Users have the option to either simulate data or upload data to begin the app. There are five distributions for users to choose and the parameters can be adjusted. The proceeding tab describes the rounding process to users; the actual and rounded/heaped distributions are visually displayed for users to compare. With the heaped distribution, the goal for users is to estimate the actual distribution with maximum likelihood. After obtaining the estimates, confidence intervals can be produced either based on the inverse Fisher information matrix or bootstrapping. For users to validate the method, a simulation study can be performed in the last tab of the app. They can compare the means of the MLE distributions to the specified underlying parameters.
Hierarchical models are used when there is nesting of observational units in the data and variables are observed on multiple levels of the hierarchy. Failure to account for the hierarchy in the data may result in invalid conclusions. However, hierarchical models are not always needed for nested data as the intraclass correlation coefficient determines the requirement. This app focuses on illustrating the concept of hierarchical models by comparing the method to the two others at the extremes: the pooled and unpooled methods. Users are shown mathematically and visually how the hierarchical estimates are weighted averages and how they serve as a balance between the pooled and unpooled estimates; the two related ideas of shrinkage and borrowing strength are illustrated in this process.
Users have the capability to either use sample data sets or upload their own data to learn about hierarchical models through case studies. The three different scenarios for learning are varying-intercept, varying-intercept and varying-slope, and varying-intercept and varying-slope with level 2 predictor. In each scenario, users are first presented outputs and graphs of the pooled and unpooled method. Then they proceed to the hierarchical model and different concepts of this method are explained in compartments. Interpretations are included throughout the outputs for users to comprehend the ideas. Additionally, each scenario contains a comparison of the three modelling methods with visualizations. For those who are familiar with Bayesian methods, a tab is available to run a Bayesian hierarchical model. After grasping the concept of hierarchical models, users can analyze their own data with their own specified model.

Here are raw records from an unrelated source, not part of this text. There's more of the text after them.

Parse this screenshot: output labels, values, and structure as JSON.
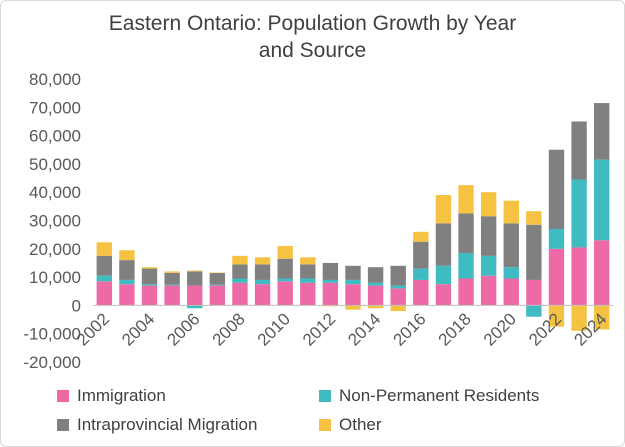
{
  "chart_data": {
    "type": "bar",
    "stacked": true,
    "title_lines": [
      "Eastern Ontario: Population Growth by Year",
      "and Source"
    ],
    "categories": [
      "2002",
      "2003",
      "2004",
      "2005",
      "2006",
      "2007",
      "2008",
      "2009",
      "2010",
      "2011",
      "2012",
      "2013",
      "2014",
      "2015",
      "2016",
      "2017",
      "2018",
      "2019",
      "2020",
      "2021",
      "2022",
      "2023",
      "2024"
    ],
    "x_tick_labels": [
      "2002",
      "",
      "2004",
      "",
      "2006",
      "",
      "2008",
      "",
      "2010",
      "",
      "2012",
      "",
      "2014",
      "",
      "2016",
      "",
      "2018",
      "",
      "2020",
      "",
      "2022",
      "",
      "2024"
    ],
    "y_ticks": [
      "80,000",
      "70,000",
      "60,000",
      "50,000",
      "40,000",
      "30,000",
      "20,000",
      "10,000",
      "0",
      "-10,000",
      "-20,000"
    ],
    "ylim": [
      -20000,
      80000
    ],
    "grid": false,
    "legend_position": "bottom",
    "series": [
      {
        "name": "Immigration",
        "color": "#ee6aa7",
        "values": [
          8500,
          7500,
          7000,
          7000,
          7000,
          7000,
          8000,
          7500,
          8500,
          8000,
          8000,
          7500,
          7000,
          6000,
          9000,
          7500,
          9500,
          10500,
          9500,
          9000,
          20000,
          20500,
          23000
        ]
      },
      {
        "name": "Non-Permanent Residents",
        "color": "#3fbcc1",
        "values": [
          2000,
          1500,
          500,
          300,
          -1000,
          300,
          1500,
          1500,
          1000,
          1500,
          1000,
          1500,
          1000,
          1000,
          4000,
          6500,
          9000,
          7000,
          4000,
          -4000,
          7000,
          24000,
          28500
        ]
      },
      {
        "name": "Intraprovincial Migration",
        "color": "#808080",
        "values": [
          7000,
          7000,
          5500,
          4200,
          5000,
          4200,
          5000,
          5500,
          7000,
          5000,
          6000,
          5000,
          5500,
          7000,
          9500,
          15000,
          14000,
          14000,
          15500,
          19500,
          28000,
          20500,
          20000
        ]
      },
      {
        "name": "Other",
        "color": "#f5c242",
        "values": [
          4800,
          3500,
          500,
          500,
          300,
          100,
          3000,
          2500,
          4500,
          2500,
          -300,
          -1500,
          -1000,
          -2000,
          3500,
          10000,
          10000,
          8500,
          8000,
          4800,
          -7500,
          -9000,
          -8500
        ]
      }
    ]
  }
}
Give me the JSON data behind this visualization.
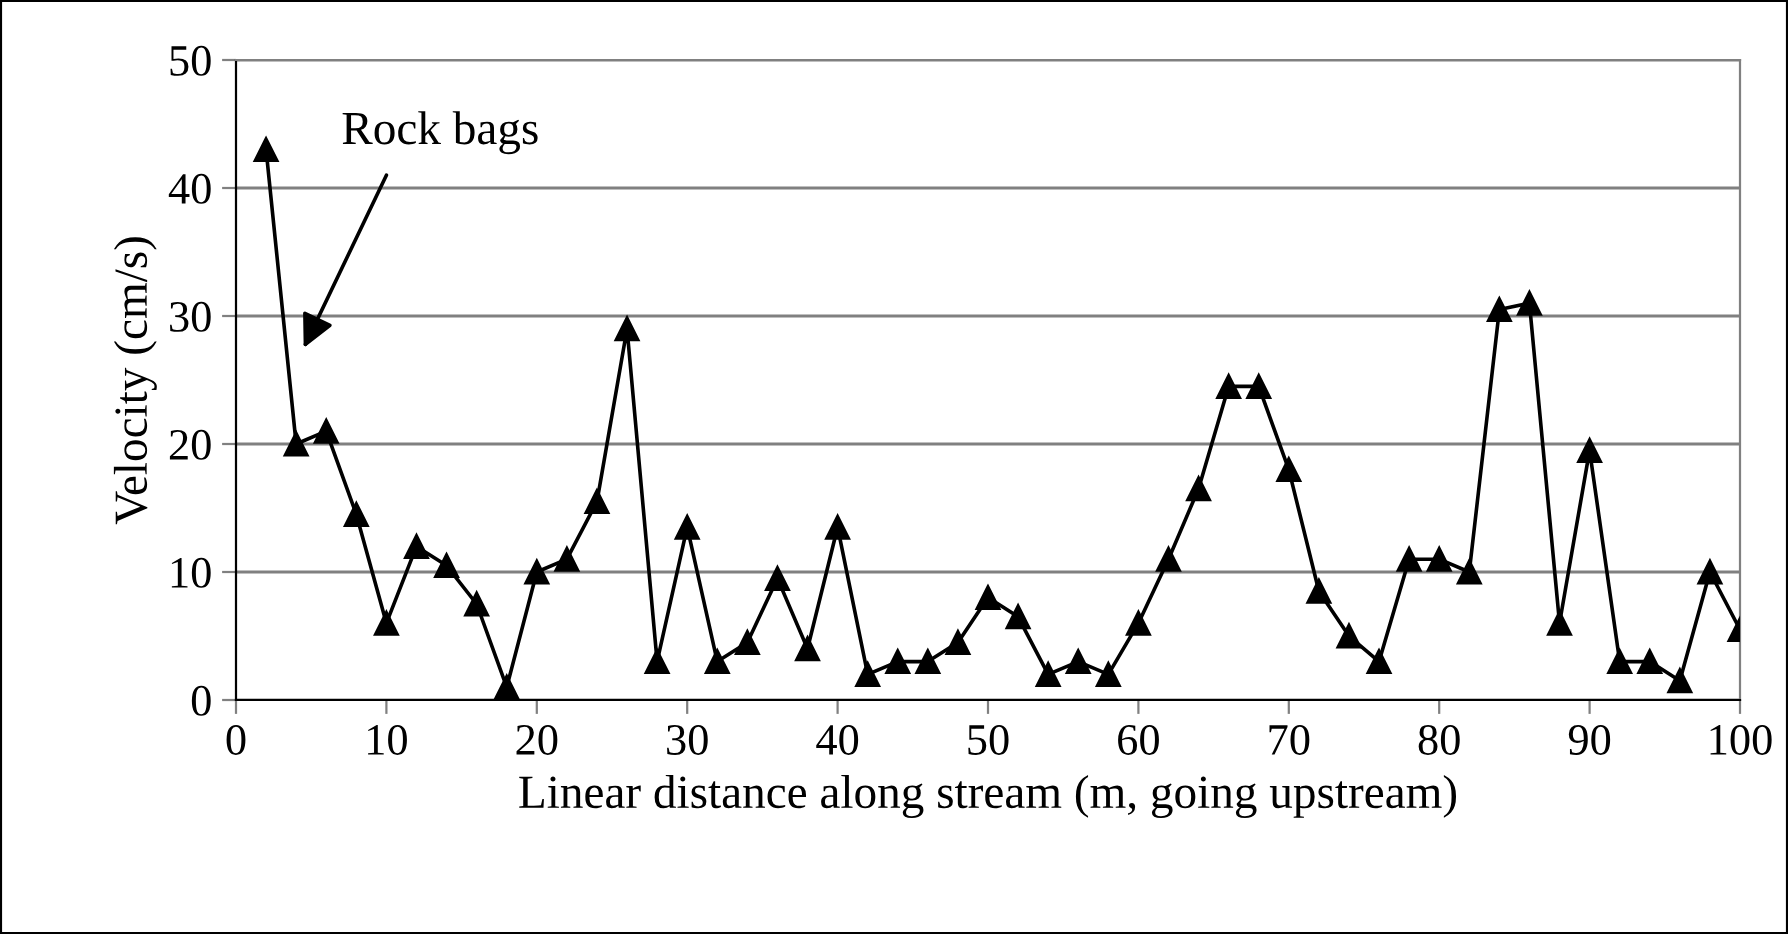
{
  "chart_data": {
    "type": "line",
    "xlabel": "Linear distance along stream (m, going upstream)",
    "ylabel": "Velocity (cm/s)",
    "x": [
      2,
      4,
      6,
      8,
      10,
      12,
      14,
      16,
      18,
      20,
      22,
      24,
      26,
      28,
      30,
      32,
      34,
      36,
      38,
      40,
      42,
      44,
      46,
      48,
      50,
      52,
      54,
      56,
      58,
      60,
      62,
      64,
      66,
      68,
      70,
      72,
      74,
      76,
      78,
      80,
      82,
      84,
      86,
      88,
      90,
      92,
      94,
      96,
      98,
      100
    ],
    "series": [
      {
        "color": "#000000",
        "values": [
          43,
          20,
          21,
          14.5,
          6,
          12,
          10.5,
          7.5,
          1,
          10,
          11,
          15.5,
          29,
          3,
          13.5,
          3,
          4.5,
          9.5,
          4,
          13.5,
          2,
          3,
          3,
          4.5,
          8,
          6.5,
          2,
          3,
          2,
          6,
          11,
          16.5,
          24.5,
          24.5,
          18,
          8.5,
          5,
          3,
          11,
          11,
          10,
          30.5,
          31,
          6,
          19.5,
          3,
          3,
          1.5,
          10,
          5.5
        ]
      }
    ],
    "xlim": [
      0,
      100
    ],
    "xticks": [
      0,
      10,
      20,
      30,
      40,
      50,
      60,
      70,
      80,
      90,
      100
    ],
    "ylim": [
      0,
      50
    ],
    "yticks": [
      0,
      10,
      20,
      30,
      40,
      50
    ],
    "grid": "y",
    "marker": "triangle",
    "line_style": "solid",
    "annotations": [
      "Rock bags"
    ]
  }
}
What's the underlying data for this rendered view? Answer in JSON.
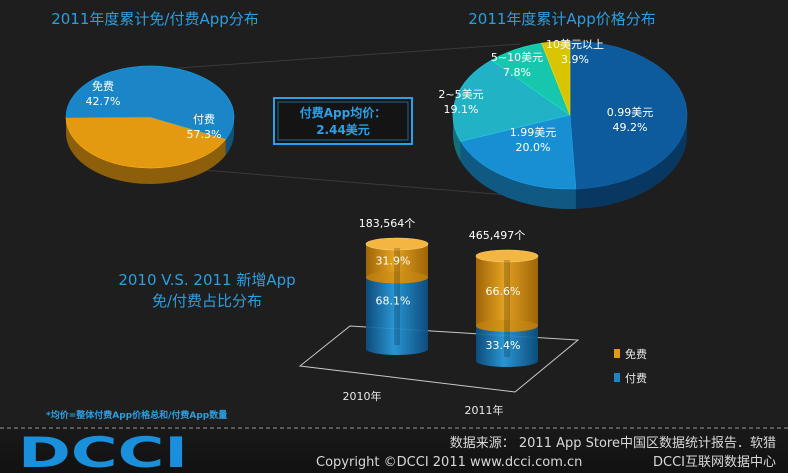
{
  "colors": {
    "background": "#1e1e1e",
    "title": "#2b9ee0",
    "free": "#e49a10",
    "paid": "#1a86c8",
    "price_099": "#0d5a9c",
    "price_199": "#188fd2",
    "price_2_5": "#22b2c6",
    "price_5_10": "#17c7ad",
    "price_10plus": "#d8c400",
    "footer": "#d8d8d8",
    "logo": "#1a90dd"
  },
  "chart_data": [
    {
      "type": "pie",
      "title": "2011年度累计免/付费App分布",
      "slices": [
        {
          "key": "free",
          "label": "免费",
          "value": 42.7,
          "pct": "42.7%"
        },
        {
          "key": "paid",
          "label": "付费",
          "value": 57.3,
          "pct": "57.3%"
        }
      ]
    },
    {
      "type": "pie",
      "title": "2011年度累计App价格分布",
      "slices": [
        {
          "key": "price_099",
          "label": "0.99美元",
          "value": 49.2,
          "pct": "49.2%"
        },
        {
          "key": "price_199",
          "label": "1.99美元",
          "value": 20.0,
          "pct": "20.0%"
        },
        {
          "key": "price_2_5",
          "label": "2~5美元",
          "value": 19.1,
          "pct": "19.1%"
        },
        {
          "key": "price_5_10",
          "label": "5~10美元",
          "value": 7.8,
          "pct": "7.8%"
        },
        {
          "key": "price_10plus",
          "label": "10美元以上",
          "value": 3.9,
          "pct": "3.9%"
        }
      ]
    },
    {
      "type": "bar",
      "stacked": true,
      "title_lines": [
        "2010 V.S. 2011 新增App",
        "免/付费占比分布"
      ],
      "categories": [
        "2010年",
        "2011年"
      ],
      "totals": [
        "183,564个",
        "465,497个"
      ],
      "series": [
        {
          "key": "paid",
          "name": "付费",
          "values": [
            68.1,
            33.4
          ],
          "labels": [
            "68.1%",
            "33.4%"
          ]
        },
        {
          "key": "free",
          "name": "免费",
          "values": [
            31.9,
            66.6
          ],
          "labels": [
            "31.9%",
            "66.6%"
          ]
        }
      ],
      "legend": [
        "免费",
        "付费"
      ]
    }
  ],
  "callout": {
    "line1": "付费App均价：",
    "line2": "2.44美元"
  },
  "footnote": "*均价=整体付费App价格总和/付费App数量",
  "footer": {
    "logo": "DCCI",
    "source": "数据来源： 2011 App Store中国区数据统计报告．软猎",
    "copyright": "Copyright ©DCCI 2011 www.dcci.com.cn",
    "org": "DCCI互联网数据中心"
  }
}
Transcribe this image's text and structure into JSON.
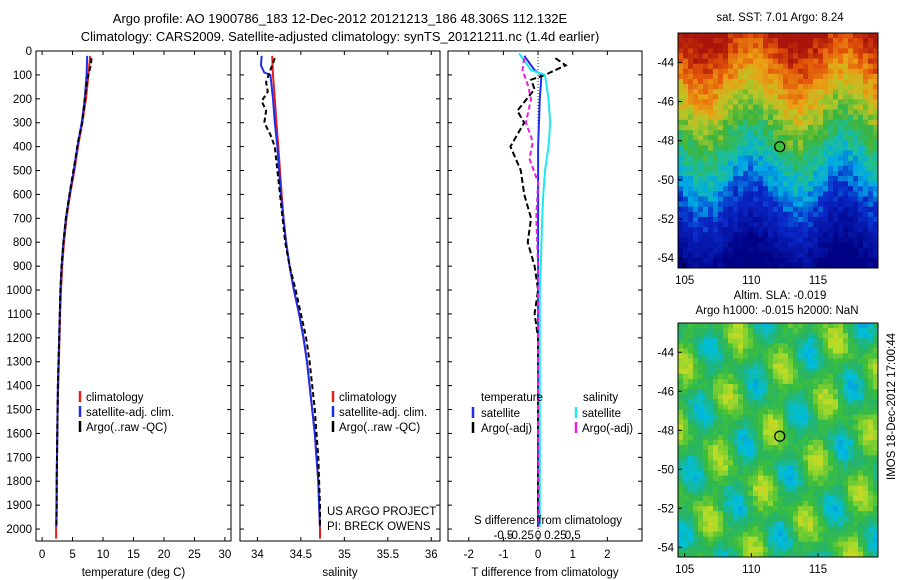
{
  "titles": {
    "line1": "Argo profile: AO 1900786_183 12-Dec-2012 20121213_186 48.306S 112.132E",
    "line2": "Climatology: CARS2009. Satellite-adjusted climatology: synTS_20121211.nc (1.4d earlier)"
  },
  "credit": {
    "line1": "US ARGO PROJECT",
    "line2": "PI: BRECK OWENS"
  },
  "watermark": "IMOS 18-Dec-2012 17:00:44",
  "colors": {
    "climatology": "#e8201c",
    "satellite": "#1f2ee8",
    "argo": "#000000",
    "salinity_satellite": "#1ee8f0",
    "salinity_argo": "#e81ee0"
  },
  "chart_data": [
    {
      "type": "line",
      "id": "temperature",
      "xlabel": "temperature (deg C)",
      "ylabel": "",
      "xlim": [
        -1,
        31
      ],
      "xticks": [
        0,
        5,
        10,
        15,
        20,
        25,
        30
      ],
      "ylim": [
        2050,
        0
      ],
      "yticks": [
        0,
        100,
        200,
        300,
        400,
        500,
        600,
        700,
        800,
        900,
        1000,
        1100,
        1200,
        1300,
        1400,
        1500,
        1600,
        1700,
        1800,
        1900,
        2000
      ],
      "legend": {
        "position": "bottom-right",
        "items": [
          "climatology",
          "satellite-adj. clim.",
          "Argo(..raw -QC)"
        ]
      },
      "series": [
        {
          "name": "climatology",
          "color": "#e8201c",
          "dash": "",
          "points": [
            [
              7.9,
              20
            ],
            [
              7.6,
              100
            ],
            [
              7.2,
              200
            ],
            [
              6.6,
              300
            ],
            [
              5.9,
              400
            ],
            [
              5.3,
              500
            ],
            [
              4.6,
              600
            ],
            [
              4.0,
              700
            ],
            [
              3.6,
              800
            ],
            [
              3.3,
              900
            ],
            [
              3.1,
              1000
            ],
            [
              2.95,
              1100
            ],
            [
              2.85,
              1200
            ],
            [
              2.75,
              1300
            ],
            [
              2.65,
              1400
            ],
            [
              2.55,
              1500
            ],
            [
              2.5,
              1600
            ],
            [
              2.45,
              1700
            ],
            [
              2.4,
              1800
            ],
            [
              2.35,
              1900
            ],
            [
              2.3,
              2000
            ],
            [
              2.3,
              2040
            ]
          ]
        },
        {
          "name": "satellite-adj. clim.",
          "color": "#1f2ee8",
          "dash": "",
          "points": [
            [
              7.4,
              20
            ],
            [
              7.3,
              100
            ],
            [
              7.0,
              200
            ],
            [
              6.5,
              300
            ],
            [
              5.8,
              400
            ],
            [
              5.2,
              500
            ],
            [
              4.5,
              600
            ],
            [
              3.9,
              700
            ],
            [
              3.5,
              800
            ],
            [
              3.2,
              900
            ],
            [
              3.0,
              1000
            ],
            [
              2.9,
              1100
            ],
            [
              2.8,
              1200
            ],
            [
              2.7,
              1300
            ],
            [
              2.6,
              1400
            ],
            [
              2.55,
              1500
            ],
            [
              2.5,
              1600
            ],
            [
              2.45,
              1700
            ],
            [
              2.4,
              1800
            ],
            [
              2.4,
              1900
            ],
            [
              2.35,
              1990
            ]
          ]
        },
        {
          "name": "Argo(..raw -QC)",
          "color": "#000000",
          "dash": "5,3",
          "points": [
            [
              8.1,
              30
            ],
            [
              8.0,
              60
            ],
            [
              7.4,
              120
            ],
            [
              7.0,
              200
            ],
            [
              6.6,
              300
            ],
            [
              5.9,
              380
            ],
            [
              5.6,
              430
            ],
            [
              5.0,
              520
            ],
            [
              4.5,
              600
            ],
            [
              3.9,
              700
            ],
            [
              3.5,
              800
            ],
            [
              3.2,
              900
            ],
            [
              3.0,
              1000
            ],
            [
              2.9,
              1100
            ],
            [
              2.8,
              1200
            ],
            [
              2.7,
              1300
            ],
            [
              2.6,
              1400
            ],
            [
              2.55,
              1500
            ],
            [
              2.5,
              1600
            ],
            [
              2.45,
              1700
            ],
            [
              2.4,
              1800
            ],
            [
              2.4,
              1900
            ],
            [
              2.35,
              1990
            ]
          ]
        }
      ]
    },
    {
      "type": "line",
      "id": "salinity",
      "xlabel": "salinity",
      "xlim": [
        33.8,
        36.1
      ],
      "xticks": [
        34,
        34.5,
        35,
        35.5,
        36
      ],
      "xticklabels": [
        "34",
        "34.5",
        "35",
        "35.5",
        "36"
      ],
      "ylim": [
        2050,
        0
      ],
      "legend": {
        "position": "bottom-right",
        "items": [
          "climatology",
          "satellite-adj. clim.",
          "Argo(..raw -QC)"
        ]
      },
      "series": [
        {
          "name": "climatology",
          "color": "#e8201c",
          "dash": "",
          "points": [
            [
              34.17,
              20
            ],
            [
              34.18,
              100
            ],
            [
              34.2,
              200
            ],
            [
              34.22,
              300
            ],
            [
              34.24,
              400
            ],
            [
              34.26,
              500
            ],
            [
              34.28,
              600
            ],
            [
              34.3,
              700
            ],
            [
              34.33,
              800
            ],
            [
              34.37,
              900
            ],
            [
              34.42,
              1000
            ],
            [
              34.48,
              1100
            ],
            [
              34.53,
              1200
            ],
            [
              34.57,
              1300
            ],
            [
              34.6,
              1400
            ],
            [
              34.63,
              1500
            ],
            [
              34.66,
              1600
            ],
            [
              34.68,
              1700
            ],
            [
              34.7,
              1800
            ],
            [
              34.71,
              1900
            ],
            [
              34.72,
              2000
            ],
            [
              34.72,
              2040
            ]
          ]
        },
        {
          "name": "satellite-adj. clim.",
          "color": "#1f2ee8",
          "dash": "",
          "points": [
            [
              34.05,
              20
            ],
            [
              34.04,
              60
            ],
            [
              34.08,
              90
            ],
            [
              34.15,
              100
            ],
            [
              34.18,
              200
            ],
            [
              34.2,
              300
            ],
            [
              34.23,
              400
            ],
            [
              34.25,
              500
            ],
            [
              34.27,
              600
            ],
            [
              34.3,
              700
            ],
            [
              34.33,
              800
            ],
            [
              34.37,
              900
            ],
            [
              34.42,
              1000
            ],
            [
              34.48,
              1100
            ],
            [
              34.53,
              1200
            ],
            [
              34.57,
              1300
            ],
            [
              34.6,
              1400
            ],
            [
              34.63,
              1500
            ],
            [
              34.66,
              1600
            ],
            [
              34.68,
              1700
            ],
            [
              34.7,
              1800
            ],
            [
              34.71,
              1900
            ],
            [
              34.72,
              1990
            ]
          ]
        },
        {
          "name": "Argo(..raw -QC)",
          "color": "#000000",
          "dash": "5,3",
          "points": [
            [
              34.2,
              30
            ],
            [
              34.15,
              80
            ],
            [
              34.1,
              130
            ],
            [
              34.12,
              170
            ],
            [
              34.05,
              210
            ],
            [
              34.1,
              250
            ],
            [
              34.08,
              300
            ],
            [
              34.15,
              350
            ],
            [
              34.2,
              400
            ],
            [
              34.23,
              500
            ],
            [
              34.26,
              600
            ],
            [
              34.29,
              700
            ],
            [
              34.32,
              800
            ],
            [
              34.37,
              900
            ],
            [
              34.44,
              1000
            ],
            [
              34.5,
              1100
            ],
            [
              34.56,
              1200
            ],
            [
              34.6,
              1300
            ],
            [
              34.63,
              1400
            ],
            [
              34.66,
              1500
            ],
            [
              34.68,
              1600
            ],
            [
              34.7,
              1700
            ],
            [
              34.71,
              1800
            ],
            [
              34.72,
              1900
            ],
            [
              34.72,
              1990
            ]
          ]
        }
      ]
    },
    {
      "type": "line",
      "id": "difference",
      "xlabel": "T difference from climatology",
      "xlabel_top": "S difference from climatology",
      "xlim": [
        -2.6,
        3.0
      ],
      "xticks": [
        -2,
        -1,
        0,
        1,
        2
      ],
      "s_ticklabels": [
        "-0.5",
        "-0.25",
        "0",
        "0.25",
        "0.5"
      ],
      "ylim": [
        2050,
        0
      ],
      "legend": {
        "position": "bottom",
        "temperature": {
          "header": "temperature",
          "items": [
            "satellite",
            "Argo(-adj)"
          ]
        },
        "salinity": {
          "header": "salinity",
          "items": [
            "satellite",
            "Argo(-adj)"
          ]
        }
      },
      "series": [
        {
          "name": "satellite",
          "group": "temperature",
          "color": "#1f2ee8",
          "dash": "",
          "points": [
            [
              -0.4,
              20
            ],
            [
              -0.1,
              80
            ],
            [
              0.1,
              100
            ],
            [
              0.05,
              200
            ],
            [
              0.0,
              400
            ],
            [
              0.0,
              800
            ],
            [
              0.0,
              1200
            ],
            [
              0.0,
              1600
            ],
            [
              0.0,
              1990
            ]
          ]
        },
        {
          "name": "Argo(-adj)",
          "group": "temperature",
          "color": "#000000",
          "dash": "6,3",
          "points": [
            [
              0.5,
              30
            ],
            [
              0.8,
              60
            ],
            [
              0.5,
              80
            ],
            [
              0.2,
              100
            ],
            [
              -0.2,
              120
            ],
            [
              -0.1,
              160
            ],
            [
              -0.6,
              250
            ],
            [
              -0.4,
              300
            ],
            [
              -0.8,
              400
            ],
            [
              -0.5,
              500
            ],
            [
              -0.4,
              600
            ],
            [
              -0.2,
              700
            ],
            [
              -0.3,
              800
            ],
            [
              -0.1,
              900
            ],
            [
              0.0,
              1000
            ],
            [
              -0.1,
              1100
            ],
            [
              0.0,
              1200
            ],
            [
              0.0,
              1600
            ],
            [
              0.0,
              1990
            ]
          ]
        },
        {
          "name": "satellite",
          "group": "salinity",
          "color": "#1ee8f0",
          "dash": "",
          "points": [
            [
              -0.55,
              10
            ],
            [
              -0.4,
              40
            ],
            [
              -0.2,
              80
            ],
            [
              0.2,
              100
            ],
            [
              0.3,
              200
            ],
            [
              0.35,
              300
            ],
            [
              0.3,
              400
            ],
            [
              0.2,
              500
            ],
            [
              0.15,
              600
            ],
            [
              0.12,
              700
            ],
            [
              0.1,
              800
            ],
            [
              0.08,
              900
            ],
            [
              0.05,
              1000
            ],
            [
              0.05,
              1200
            ],
            [
              0.05,
              1500
            ],
            [
              0.05,
              1990
            ]
          ]
        },
        {
          "name": "Argo(-adj)",
          "group": "salinity",
          "color": "#e81ee0",
          "dash": "5,3",
          "points": [
            [
              -0.4,
              30
            ],
            [
              -0.45,
              80
            ],
            [
              -0.3,
              140
            ],
            [
              -0.2,
              200
            ],
            [
              -0.35,
              300
            ],
            [
              -0.15,
              380
            ],
            [
              -0.25,
              450
            ],
            [
              0.0,
              550
            ],
            [
              -0.05,
              700
            ],
            [
              0.0,
              900
            ],
            [
              0.0,
              1200
            ],
            [
              0.0,
              1500
            ],
            [
              0.02,
              1990
            ]
          ]
        }
      ]
    },
    {
      "type": "heatmap",
      "id": "sst_map",
      "title": "sat. SST: 7.01 Argo: 8.24",
      "xlim": [
        104.5,
        119.5
      ],
      "ylim": [
        -54.5,
        -42.5
      ],
      "xticks": [
        105,
        110,
        115
      ],
      "yticks": [
        -44,
        -46,
        -48,
        -50,
        -52,
        -54
      ],
      "marker": {
        "lon": 112.132,
        "lat": -48.306
      }
    },
    {
      "type": "heatmap",
      "id": "sla_map",
      "title": "Altim. SLA: -0.019",
      "subtitle": "Argo h1000: -0.015 h2000: NaN",
      "xlim": [
        104.5,
        119.5
      ],
      "ylim": [
        -54.5,
        -42.5
      ],
      "xticks": [
        105,
        110,
        115
      ],
      "yticks": [
        -44,
        -46,
        -48,
        -50,
        -52,
        -54
      ],
      "marker": {
        "lon": 112.132,
        "lat": -48.306
      }
    }
  ]
}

Genetic drift, or the variation in the relative frequency of particular genotypes within a population, can lead to a higher prevalence or disappearance of certain alleles within a population. Genetic drift is often more visible within smaller populations when compared to larger populations. By randomly pairing observations to represent mating couples, this app simulates the genetic drift of an allele based on a starting population size and the fitness levels of each genotype. A second population may also be generated to make comparisons based on population size or fitness levels of certain genotypes.